W. Thomas Smith Jr. is director of the Counterterrorism Research Center of the Family Security Foundation and a Contributing Editor to FamilySecurityMatters.org. A former U.S. Marine infantry leader and shipboard counterterrorism instructor, Smith writes about military/defense issues and has covered conflict in the Balkans and on the West Bank.
Guest columns do not necessarily reflect the views of Accuracy in Media or its staff.

Good article. Beirut, Lebanon used to be called the Switzerland of the Middle East. Those days are long gone. Thank you for this truthful and informative article.

Considering that there wouldn’t even be a Hezbollah if it weren’t for Israel’s brutal invasion in the eighties, it perhaps should think long and hard before further demonization of this group. It hardly poses an exisential threat to Israel. Just let the UN forces continue to do their job and Israelis can get on with their lives. Oh and if they would trash their nineteenth century style colonization and settlement of the West Bank they just might see that there is a life after colonialism, and it would be far sweeter than the militarized garrison state they waste their money on now.

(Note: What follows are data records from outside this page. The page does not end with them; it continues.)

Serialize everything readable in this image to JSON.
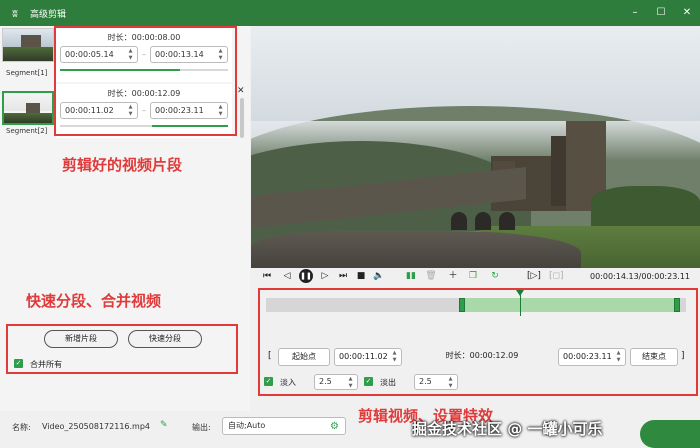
{
  "window": {
    "title": "高级剪辑"
  },
  "segments": [
    {
      "thumb_label": "Segment[1]",
      "duration_label": "时长：00:00:08.00",
      "start": "00:00:05.14",
      "end": "00:00:13.14"
    },
    {
      "thumb_label": "Segment[2]",
      "duration_label": "时长：00:00:12.09",
      "start": "00:00:11.02",
      "end": "00:00:23.11"
    }
  ],
  "left_actions": {
    "add_segment": "新增片段",
    "quick_split": "快速分段",
    "merge_all": "合并所有",
    "merge_all_checked": true
  },
  "annotations": {
    "clips_note": "剪辑好的视频片段",
    "split_note": "快速分段、合并视频",
    "clip_note": "剪辑视频、设置特效"
  },
  "player": {
    "time_readout": "00:00:14.13/00:00:23.11"
  },
  "timeline": {
    "start_btn": "起始点",
    "start_time": "00:00:11.02",
    "duration_label": "时长：00:00:12.09",
    "end_time": "00:00:23.11",
    "end_btn": "结束点",
    "fade_in_label": "淡入",
    "fade_in_value": "2.5",
    "fade_out_label": "淡出",
    "fade_out_value": "2.5",
    "selection_start_fraction": 0.479,
    "selection_end_fraction": 1.0,
    "playhead_fraction": 0.613
  },
  "bottom": {
    "name_label": "名称:",
    "name_value": "Video_250508172116.mp4",
    "output_label": "输出:",
    "output_value": "自动;Auto"
  },
  "watermark": "掘金技术社区 @ 一罐小可乐",
  "colors": {
    "titlebar": "#2f7d3c",
    "accent": "#2e9e4a",
    "annotation": "#e03a3a"
  }
}
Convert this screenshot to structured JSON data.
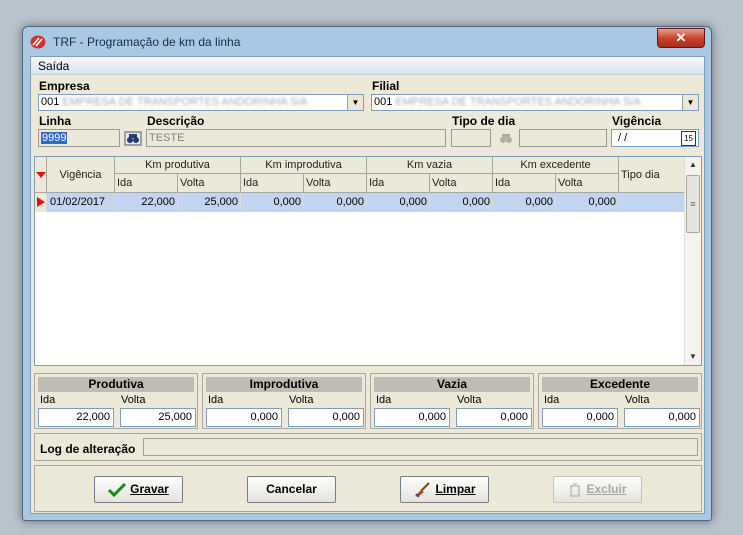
{
  "window": {
    "title": "TRF - Programação de km da linha",
    "close_glyph": "✕"
  },
  "menu": {
    "saida": "Saída"
  },
  "empresa": {
    "label": "Empresa",
    "code": "001",
    "name_blurred": "EMPRESA DE TRANSPORTES ANDORINHA S/A"
  },
  "filial": {
    "label": "Filial",
    "code": "001",
    "name_blurred": "EMPRESA DE TRANSPORTES ANDORINHA S/A"
  },
  "linha": {
    "label": "Linha",
    "value": "9999"
  },
  "descricao": {
    "label": "Descrição",
    "value": "TESTE"
  },
  "tipo_dia": {
    "label": "Tipo de dia",
    "value": ""
  },
  "vigencia": {
    "label": "Vigência",
    "value": " / /",
    "calendar_glyph": "15"
  },
  "grid": {
    "headers": {
      "vigencia": "Vigência",
      "km_produtiva": "Km produtiva",
      "km_improdutiva": "Km improdutiva",
      "km_vazia": "Km vazia",
      "km_excedente": "Km excedente",
      "tipo_dia": "Tipo dia",
      "ida": "Ida",
      "volta": "Volta"
    },
    "rows": [
      {
        "vigencia": "01/02/2017",
        "prod_ida": "22,000",
        "prod_volta": "25,000",
        "improd_ida": "0,000",
        "improd_volta": "0,000",
        "vazia_ida": "0,000",
        "vazia_volta": "0,000",
        "exced_ida": "0,000",
        "exced_volta": "0,000",
        "tipo_dia": ""
      }
    ]
  },
  "totals": {
    "ida_label": "Ida",
    "volta_label": "Volta",
    "produtiva": {
      "title": "Produtiva",
      "ida": "22,000",
      "volta": "25,000"
    },
    "improdutiva": {
      "title": "Improdutiva",
      "ida": "0,000",
      "volta": "0,000"
    },
    "vazia": {
      "title": "Vazia",
      "ida": "0,000",
      "volta": "0,000"
    },
    "excedente": {
      "title": "Excedente",
      "ida": "0,000",
      "volta": "0,000"
    }
  },
  "log": {
    "label": "Log de alteração",
    "value": ""
  },
  "buttons": {
    "gravar": "Gravar",
    "cancelar": "Cancelar",
    "limpar": "Limpar",
    "excluir": "Excluir"
  },
  "colors": {
    "selected_row": "#c2d4ef",
    "titlebar": "#a8c8e4",
    "close": "#c8442d",
    "row_indicator": "#e01010"
  }
}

I want to say first off that AIM is a great resource and is so helpful to those of us heartland Americans who are trying to stop the OBAMA EXPRESS from enabling a Democrat leftist take over. Educating the electorate on the issues is easier thanks to AIM.
Now as to this article it is nothing more, in my opinion, than neo-con propaganda.
This article needs some ACCURACY IN MEDIA.
There are terrorists and if what Israel did to Lebanon in 2006 wasn’t terror then there is no meaning to the word.
AIPAC is NOT our friend.
August 18 at 8:36 pm | #1 | Link
What a biased article. If you’d like to have credibility with people who read other articles on a daily basis, try not to be so one sided.